Winkler has learned to put his trust fully in Hader and Berg, whose instincts can diverge from his completely. "I get the script, I read it, and I think, 'I have a sense of what I'm going to do,'" he says. "And then you talk to Bill and/or Alec. Their thoughts were nowhere in my mind when I was doing my homework. And you learn, they are both at the top of their game and they are both creme de la creme, each in their own way." When I ask for an example, Winkler leads me in a quasi-acting exercise using a scene from Episode 6 where Gene's agent, played by Fred Melamed, breaks into his house and sits on his bed to wake him up and tell him good news. Winkler asks me what I would do if I was in that situation: "Would you remain lying down?" I explain that no, I wouldn't. "I thought for sure, 'I am now going to jump out of bed,'" he says. Berg and Hader told him to do the opposite.

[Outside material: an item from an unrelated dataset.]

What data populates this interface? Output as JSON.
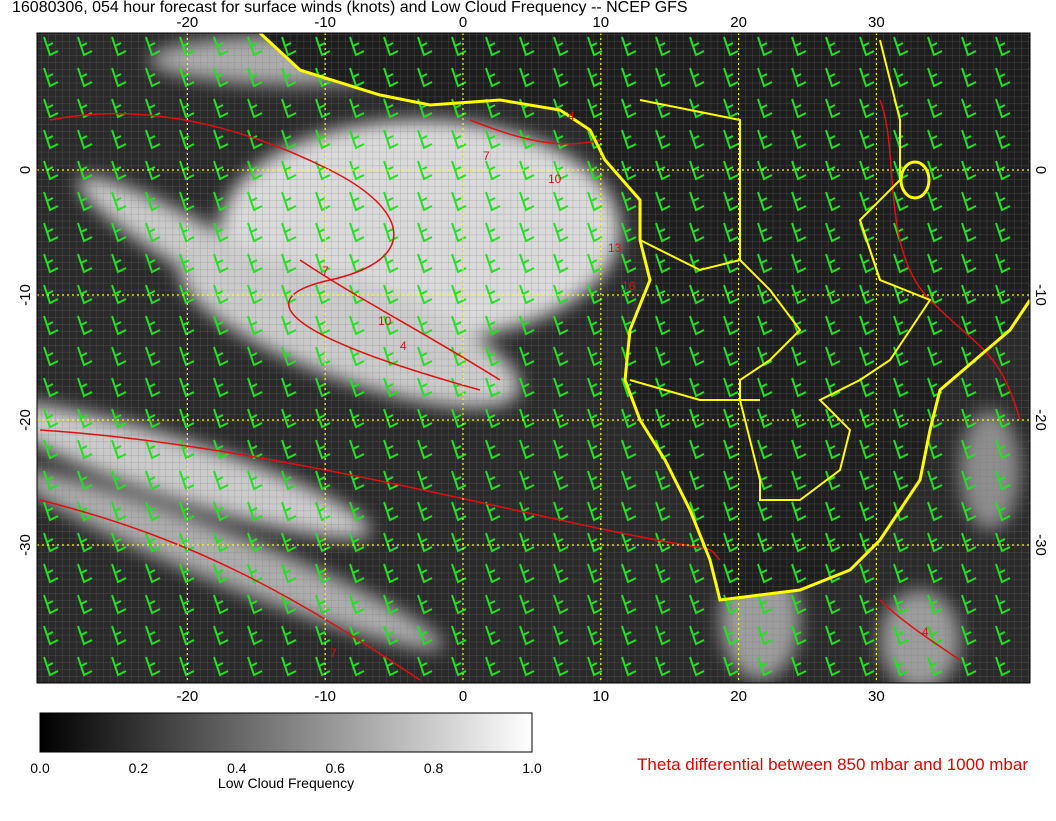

While Winkler still has dreams of acting opposite Meryl Streep and being directed by Martin Scorsese, he's relishing the opportunity to work with filmmakers like Hader, who are just at the beginning of what are sure to be long careers. And likewise, these creators have seemed to recognize something beneath the lovable facade Winkler's projected on and off screen since Happy Days. He appeared in comedian Jerrod Carmichael's debut feature On the Count of Three in a small role as a child molester. As for getting into the psyche of the monstrous and craven: "I never think about it," he says. "It's my job." His job, he explains, is to further the visions of "geniuses" like Hader and Carmichael. He recently did a project with a first-time filmmaking team in Israel. "I'm able to hear, and then try and give them what it is they want," he says. "And I know enough now to be able to be part of that process. I adore it."

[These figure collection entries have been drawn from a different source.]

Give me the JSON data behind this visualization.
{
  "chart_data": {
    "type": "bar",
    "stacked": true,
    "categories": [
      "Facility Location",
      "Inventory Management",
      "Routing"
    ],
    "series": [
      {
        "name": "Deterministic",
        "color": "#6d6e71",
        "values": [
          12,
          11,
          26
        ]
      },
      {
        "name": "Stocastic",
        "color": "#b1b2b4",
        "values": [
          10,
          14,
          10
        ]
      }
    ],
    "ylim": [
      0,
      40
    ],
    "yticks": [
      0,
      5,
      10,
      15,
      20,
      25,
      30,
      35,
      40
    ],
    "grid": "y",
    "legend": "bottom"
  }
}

Winkler talks the way he prepares his Katz's pastrami sandwich, which he requested be "juicy": With experience and precision. He takes the top slice of bread off to liberally apply mustard and then reassembles it in an open-face style. "Otherwise I will never get it in my mouth," he explains. It's the kind of practiced work you only achieve when you've consumed too many of these delicacies to count. Sure enough, Winkler's image lives at Katz's multiple times over; he appears in a couple of the countless celeb photos that line the walls. Before he departs, he poses for a new snapshot with the current owner, Jake Dell, who inherited the place from his father and his uncle. Winkler has been coming to Katz's for decades. He recalls taking his Happy Days co-star Ron Howard here in the 1970s when they were working on the Garry Marshall sitcom that made him a star.
As we're wrapping up our chat, a couple comes over to ask for a photo, and he indulges. (He understands the impulse: He says he plans to ask country singer Brandi Carlile for a picture when he sees her in concert at the end of this month.) "I think you're the greatest television actor that ever lived," the man says. "And I think you're absolutely right," Winkler cheekily replies. They're from Oklahoma. That's where Bill Hader is from, he tells them, which they already know. "Can I just say, I'm very happy to meet you," Winkler says as they bid their goodbyes.
I ask him if he's honed his process for interacting with fans over the years. "I don't know what I would have done if I was not an actor, but I love being on the earth," he says. "And these people, look at that. How wonderful."